Where one party on behalf of himself and another set in motion legal proceedings creating a cause of action for conversion, i. e., a single wrongful act undertaken in behalf of himself and another (his partner) and hence unified with liability derived from one to the other, it was said in Lord v. Tiffany (98 N. Y. 412, 421): “ There was, in fact, a single transaction, but two actors'. Each was liable. Tiffany had the option to sue both in one action, or each separately. He chose to have as many actions as there were wrong-doers, but he could not multiply his damages.”

The main problem presented by these motions is whether, in pursuing the actions against the employee to judgment there has been such an election by the plaintiffs as to constitute a bar to an *979action against the employer, without showing satisfaction of the former judgments Under general principles of law and in some jurisdictions such an election will be deemed to have been made. (See, for example, in New Hamsphire, McNamara v. Chapman, 81 N. H. 169; 123 A. 229.) But in New York it has been held that the statute (Debtor and Creditor Law, § 232) operates to avoid the bar that would usually be created by such an election. (Sarine v. American Lumbermen’s Mutual Casualty Co., supra, p. 655.) The word obligor,” as used in the statute, the court held, includes liability for tort within the definition of section 231 of the same statute. The decision is in point, accordingly, and I think it is controlling upon these motions.

Defendant would distinguish the case upon the ground that the court was there dealing with liability imputed to an owner by section 59 of the Vehicle and Traffic Law. But the decision turned in part upon the argument that the statutory liability was similar to and to be governed by the same principle as that growing from the doctrine of respondeat superior. The result in the statutory relationship was deduced from the relationship of master and servant. It certainly was not distinguished from it. (See, also, Good Health Dairy Products Corp. v. Emery, 275 N. Y. 14, 17.) “ Liability * * * is derivative and is akin to that imposed on a master for the negligent acts of his servant.” The defense of the former adjudication against the servant, therefore, is not available to the master, without pleading a satisfaction of the judgments.

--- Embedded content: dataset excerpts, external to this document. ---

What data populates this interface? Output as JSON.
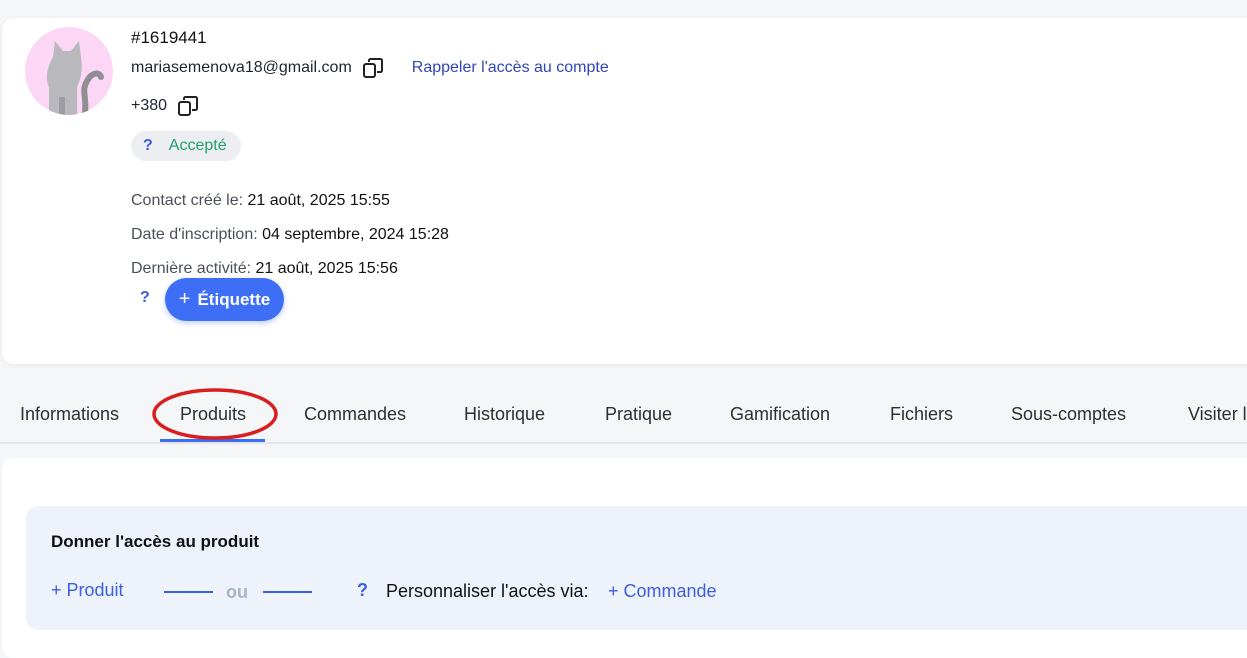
{
  "contact": {
    "id": "#1619441",
    "email": "mariasemenova18@gmail.com",
    "recall_link": "Rappeler l'accès au compte",
    "phone": "+380",
    "status": {
      "help": "?",
      "label": "Accepté"
    },
    "meta": [
      {
        "key": "Contact créé le:",
        "value": "21 août, 2025 15:55"
      },
      {
        "key": "Date d'inscription:",
        "value": "04 septembre, 2024 15:28"
      },
      {
        "key": "Dernière activité:",
        "value": "21 août, 2025 15:56"
      }
    ],
    "tag_help": "?",
    "tag_button": {
      "plus": "+",
      "label": "Étiquette"
    }
  },
  "tabs": [
    {
      "label": "Informations"
    },
    {
      "label": "Produits"
    },
    {
      "label": "Commandes"
    },
    {
      "label": "Historique"
    },
    {
      "label": "Pratique"
    },
    {
      "label": "Gamification"
    },
    {
      "label": "Fichiers"
    },
    {
      "label": "Sous-comptes"
    },
    {
      "label": "Visiter l"
    }
  ],
  "active_tab": "Produits",
  "access": {
    "title": "Donner l'accès au produit",
    "add_product": "+ Produit",
    "or_label": "ou",
    "help": "?",
    "personalize_label": "Personnaliser l'accès via:",
    "add_order": "+ Commande"
  },
  "colors": {
    "accent_blue": "#3f6ef6",
    "link_blue": "#2f47b8",
    "status_green": "#21a36a",
    "avatar_bg": "#fbd7f5",
    "annotation_red": "#d81e1e"
  },
  "icons": {
    "copy": "copy-icon",
    "avatar": "cat-silhouette"
  }
}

There is available to the defendant, I think, a defense pleading a limitation of liability as fixed by the prior judgment in each action so long as the demand in the complaint exceeds the amount so adjudicated. (Sarine v. American Lumbermen’s Mutual Casualty Co., supra, p. 655.) Where two tort feasors by separate but concurring acts of negligence cause an injury, it has been said that a prior recovery of damages against one is not conclusive upon the amount of damages to be awarded against the other. (Kirchner v. State of New York, 223 App. Div. 543, 546.) The decisions in the authorities relied upon in the opinion (Lord v. Tiffany, supra; Livingston v. Bishop, 1 Johns. 290; Kasson v. People, 44 Barb. 347, among others) turned upon the effect of judgments separately rendered and not upon the availability of one as limiting damages in the other, and Barrett v. Third Ave. R. R. Co. (45 N. Y. 628) turned upon an entirely different question. In any event, the effect of the decision, applying to tort feasors liable through separable acts of negligence, should not be extended to an action separately maintained against a master after recovery has been had against a servant.

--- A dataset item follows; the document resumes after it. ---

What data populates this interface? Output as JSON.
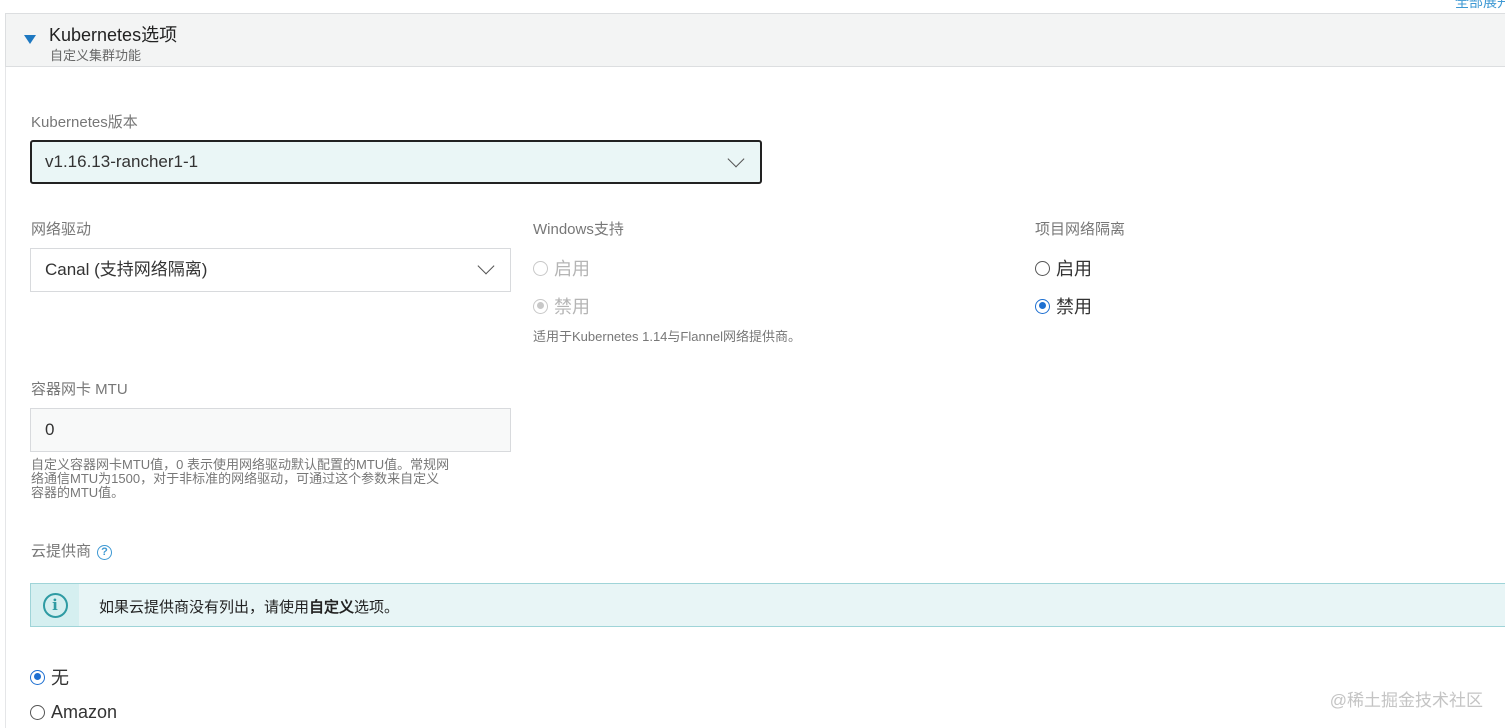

*980To permit a plaintiff to have damage in a greater amount against a master for the act of the servant than was allowed against the servant for the same act and for the same result, would be an incongruity, if, indeed, it afforded the master in respect of admeasuring damages, the equal protection of the laws of the State within the intent of section 11 of article 1 of the State Constitution.

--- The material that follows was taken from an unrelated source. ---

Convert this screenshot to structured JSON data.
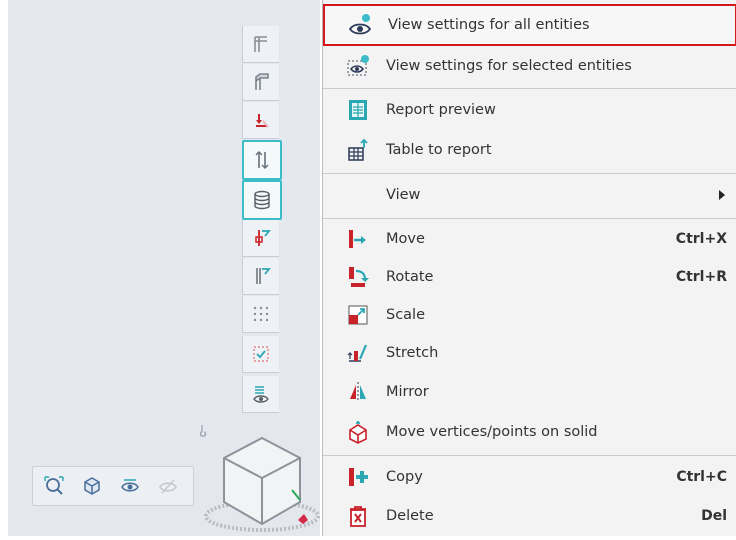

The eighth paragraph of each answer is broadly framed and, I suppose, liberally construed, may, by the words “ extent of liability,” be deemed to plead limitation of amount of recovery. It pleads so many other things not available to defendant that I think if defendant desires to plead a limitation of amount of recovery it should clearly plead this defense.

Motion granted in its entirety in each case, without costs. Defendant may plead over a defense of limitation of damages unless plaintiff in each case within ten days of notice of entry of the orders amends the complaint to demand damages consistent in amount with the former adjudication. Submit orders.